His fame as a producer of dwarf trees spreads daily further and further afield, which, coupled with his increasing prosperity, point to rewards received for a virtuous life.
HOO, THE DAUGHTER OF TAK WO
HOO, THE DAUGHTER OF TAK WO
ON YICK’S residence was quite charmingly situated in a narrow gorge down which a small torrent ran, winter and summer alike. This small stream was turned to every use that the ingenious and painstaking Chinaman so admirably accomplishes invariably where running water is present. This particular hill stream, although not more than two miles in extent, from its source where it bubbled as a spring from the rocks some fifteen hundred feet above sea-level to where it joined the sea across the sandy beach of the small village of Tai Kok, had been trained and coaxed to turn three mill-wheels, flood acres of paddy in irregular curved mud-walled fields, varying in size and shape from a table-cloth to a barrack square, from a crescent to a hexagon, after which it afforded nutriment and recreation for numerous ducks, water for the pine-apple fields on the hillsides and also for cooking purposes, and possibly for washing, to the peaceable inhabitants of Tai Kok. This little nameless stream through countless ages unostentatiously has continued to benefit hundreds of our oblique-eyed fellow-men in Southern China.
All the above was so familiar to On Yick that possibly he had never given it a thought. To-day, as he sat making bamboo baskets outside his mill, his mind was more occupied with thoughts of the daughter of Tak Wo than with the economical conservancy of streams. The stranger approaching the hills up the rock-strewn gorge was first aware of a continual stamping noise; on a closer approach the air became, in addition to the noise, filled with an all-pervading sweet odour of sandal-wood. Smells are ubiquitous in China, but pleasant smells are often painfully few and far between. This smell, however, emanates directly from On Yick’s abode. The mill-wheel turned by the stream has its axle prolonged on one side, and on this are projecting pieces of wood, which, as the wheel revolves, press down heavy wooden levers which pass through the house wall. At the further end of these levers are heavy balks of timber, which rise and fall into a stone trough in the mud floor. The trough is filled with chips and odd pieces of sandal-wood, the revolving wheel and consequent stamping of the levers breaking it to a fine powder, the smaller particles of which float about in the air, and soon make their presence felt in the nostrils of anyone ascending from the village.

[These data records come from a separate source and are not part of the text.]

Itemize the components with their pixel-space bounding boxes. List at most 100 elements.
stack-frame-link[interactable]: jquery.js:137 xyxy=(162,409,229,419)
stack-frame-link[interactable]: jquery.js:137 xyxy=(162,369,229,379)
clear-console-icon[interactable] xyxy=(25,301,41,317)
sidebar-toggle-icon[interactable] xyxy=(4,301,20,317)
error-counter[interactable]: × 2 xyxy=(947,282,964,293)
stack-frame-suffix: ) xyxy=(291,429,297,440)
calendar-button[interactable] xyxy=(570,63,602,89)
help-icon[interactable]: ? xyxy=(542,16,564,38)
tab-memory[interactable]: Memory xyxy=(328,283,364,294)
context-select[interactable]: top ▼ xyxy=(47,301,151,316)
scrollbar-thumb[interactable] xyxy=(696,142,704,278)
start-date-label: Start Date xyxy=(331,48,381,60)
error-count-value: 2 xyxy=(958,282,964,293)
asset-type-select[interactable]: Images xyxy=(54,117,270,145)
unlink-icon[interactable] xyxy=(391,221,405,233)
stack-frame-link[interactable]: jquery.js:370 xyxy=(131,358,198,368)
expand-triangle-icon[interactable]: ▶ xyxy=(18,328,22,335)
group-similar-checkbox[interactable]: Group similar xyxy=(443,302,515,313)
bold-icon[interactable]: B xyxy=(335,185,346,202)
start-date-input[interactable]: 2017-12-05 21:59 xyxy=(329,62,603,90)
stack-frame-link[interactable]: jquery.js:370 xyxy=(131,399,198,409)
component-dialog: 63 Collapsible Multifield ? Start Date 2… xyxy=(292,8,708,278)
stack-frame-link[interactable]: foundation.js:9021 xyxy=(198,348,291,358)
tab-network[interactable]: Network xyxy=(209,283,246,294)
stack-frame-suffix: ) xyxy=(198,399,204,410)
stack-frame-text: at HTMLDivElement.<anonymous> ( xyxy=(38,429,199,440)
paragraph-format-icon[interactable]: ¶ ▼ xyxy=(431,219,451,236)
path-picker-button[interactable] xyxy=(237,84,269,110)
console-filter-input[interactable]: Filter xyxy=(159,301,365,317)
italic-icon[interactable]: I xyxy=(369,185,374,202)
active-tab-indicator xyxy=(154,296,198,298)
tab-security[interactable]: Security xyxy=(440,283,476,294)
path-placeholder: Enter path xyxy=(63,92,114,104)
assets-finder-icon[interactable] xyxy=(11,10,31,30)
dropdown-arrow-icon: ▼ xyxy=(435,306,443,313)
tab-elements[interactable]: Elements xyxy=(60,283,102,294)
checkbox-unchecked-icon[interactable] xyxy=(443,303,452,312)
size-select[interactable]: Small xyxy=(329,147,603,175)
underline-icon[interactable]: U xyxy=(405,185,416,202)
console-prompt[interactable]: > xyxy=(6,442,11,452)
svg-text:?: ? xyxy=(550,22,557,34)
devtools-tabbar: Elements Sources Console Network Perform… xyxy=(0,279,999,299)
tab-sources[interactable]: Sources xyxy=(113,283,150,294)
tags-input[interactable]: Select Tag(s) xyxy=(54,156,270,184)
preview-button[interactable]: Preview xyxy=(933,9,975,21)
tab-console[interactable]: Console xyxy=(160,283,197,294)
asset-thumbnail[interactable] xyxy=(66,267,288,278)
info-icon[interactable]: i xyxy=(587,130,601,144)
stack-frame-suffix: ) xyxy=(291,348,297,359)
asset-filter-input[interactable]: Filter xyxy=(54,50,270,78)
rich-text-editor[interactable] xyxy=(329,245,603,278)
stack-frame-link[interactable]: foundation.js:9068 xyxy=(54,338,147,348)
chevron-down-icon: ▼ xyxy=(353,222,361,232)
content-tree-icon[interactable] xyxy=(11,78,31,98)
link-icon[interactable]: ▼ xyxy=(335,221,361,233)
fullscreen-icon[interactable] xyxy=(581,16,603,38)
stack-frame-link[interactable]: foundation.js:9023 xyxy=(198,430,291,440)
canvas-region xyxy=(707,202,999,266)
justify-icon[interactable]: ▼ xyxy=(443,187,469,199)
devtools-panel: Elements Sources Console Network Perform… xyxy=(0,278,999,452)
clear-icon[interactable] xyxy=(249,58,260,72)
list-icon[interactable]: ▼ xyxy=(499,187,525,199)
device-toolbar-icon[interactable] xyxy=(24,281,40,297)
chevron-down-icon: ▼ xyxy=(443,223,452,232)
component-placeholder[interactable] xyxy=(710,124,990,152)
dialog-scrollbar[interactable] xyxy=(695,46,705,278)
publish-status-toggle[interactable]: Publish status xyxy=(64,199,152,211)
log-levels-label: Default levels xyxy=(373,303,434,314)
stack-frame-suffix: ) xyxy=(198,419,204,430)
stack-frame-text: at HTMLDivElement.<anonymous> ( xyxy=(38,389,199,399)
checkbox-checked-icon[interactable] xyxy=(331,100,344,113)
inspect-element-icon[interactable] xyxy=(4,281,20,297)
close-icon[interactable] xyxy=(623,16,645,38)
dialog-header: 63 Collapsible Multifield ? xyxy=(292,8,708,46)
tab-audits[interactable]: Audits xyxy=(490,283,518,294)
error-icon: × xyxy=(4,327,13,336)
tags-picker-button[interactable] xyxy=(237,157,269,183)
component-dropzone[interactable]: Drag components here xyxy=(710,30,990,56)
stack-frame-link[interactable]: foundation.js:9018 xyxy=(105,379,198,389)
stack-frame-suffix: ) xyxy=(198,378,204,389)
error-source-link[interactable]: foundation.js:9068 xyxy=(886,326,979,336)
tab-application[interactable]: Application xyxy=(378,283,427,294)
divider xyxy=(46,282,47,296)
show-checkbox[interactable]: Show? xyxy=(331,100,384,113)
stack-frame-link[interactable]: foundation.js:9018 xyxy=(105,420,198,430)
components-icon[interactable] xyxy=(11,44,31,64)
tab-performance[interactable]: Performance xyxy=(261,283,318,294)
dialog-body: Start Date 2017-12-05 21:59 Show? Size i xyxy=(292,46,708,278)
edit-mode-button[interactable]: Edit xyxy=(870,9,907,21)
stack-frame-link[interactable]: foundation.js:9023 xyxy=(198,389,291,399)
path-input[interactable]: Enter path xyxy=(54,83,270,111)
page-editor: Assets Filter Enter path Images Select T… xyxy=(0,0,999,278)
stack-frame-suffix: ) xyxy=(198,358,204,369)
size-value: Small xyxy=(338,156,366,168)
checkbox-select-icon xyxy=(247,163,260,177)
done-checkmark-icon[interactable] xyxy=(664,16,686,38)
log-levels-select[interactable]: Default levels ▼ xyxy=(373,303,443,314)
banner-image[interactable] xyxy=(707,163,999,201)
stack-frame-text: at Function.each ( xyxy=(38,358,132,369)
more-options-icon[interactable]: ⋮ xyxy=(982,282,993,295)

The powder when stamped to a sufficient fineness is packed tight in palm leaves, placed in bamboo baskets, and shipped in junks from Tai Kok to the nearest city or fu, where it is employed in the manufacture of “joss-sticks,” so that the fragrant smell may gladden the noses of innumerable greasy idols and further blacken the roofs of countless temples and houses.
To-day the middleman of the village had been despatched by On Yick to the house of Tak Wo to make preliminary talk with a view to a marriage being arranged between On Yick, mill-owner, and the daughter of Tak Wo, grass merchant.
The meeting of On Yick and the daughter of Tak Wo had been unconventional but not unpremeditated as far as the lady was concerned. It happened in this way. One bright winter morning Hoo, the daughter of Tak, had gone to the hillside to cut grass, and it so happened that On Yick sat outside his door in the sun mending a grass sandal. He sat clad in a pair of blue cotton pantaloons only, his broad, sunburned back exposed to the cheerful warmth of the sun, when Hoo, passing behind him, could not resist the temptation of picking up a frog and throwing it at the handsome young miller. Her aim was true, and the soft, bloated creature struck On Yick just below the shoulder-blades. Quickly turning round he was greeted with a merry laugh and the sight of the bare-footed Hoo scampering away down the hillside.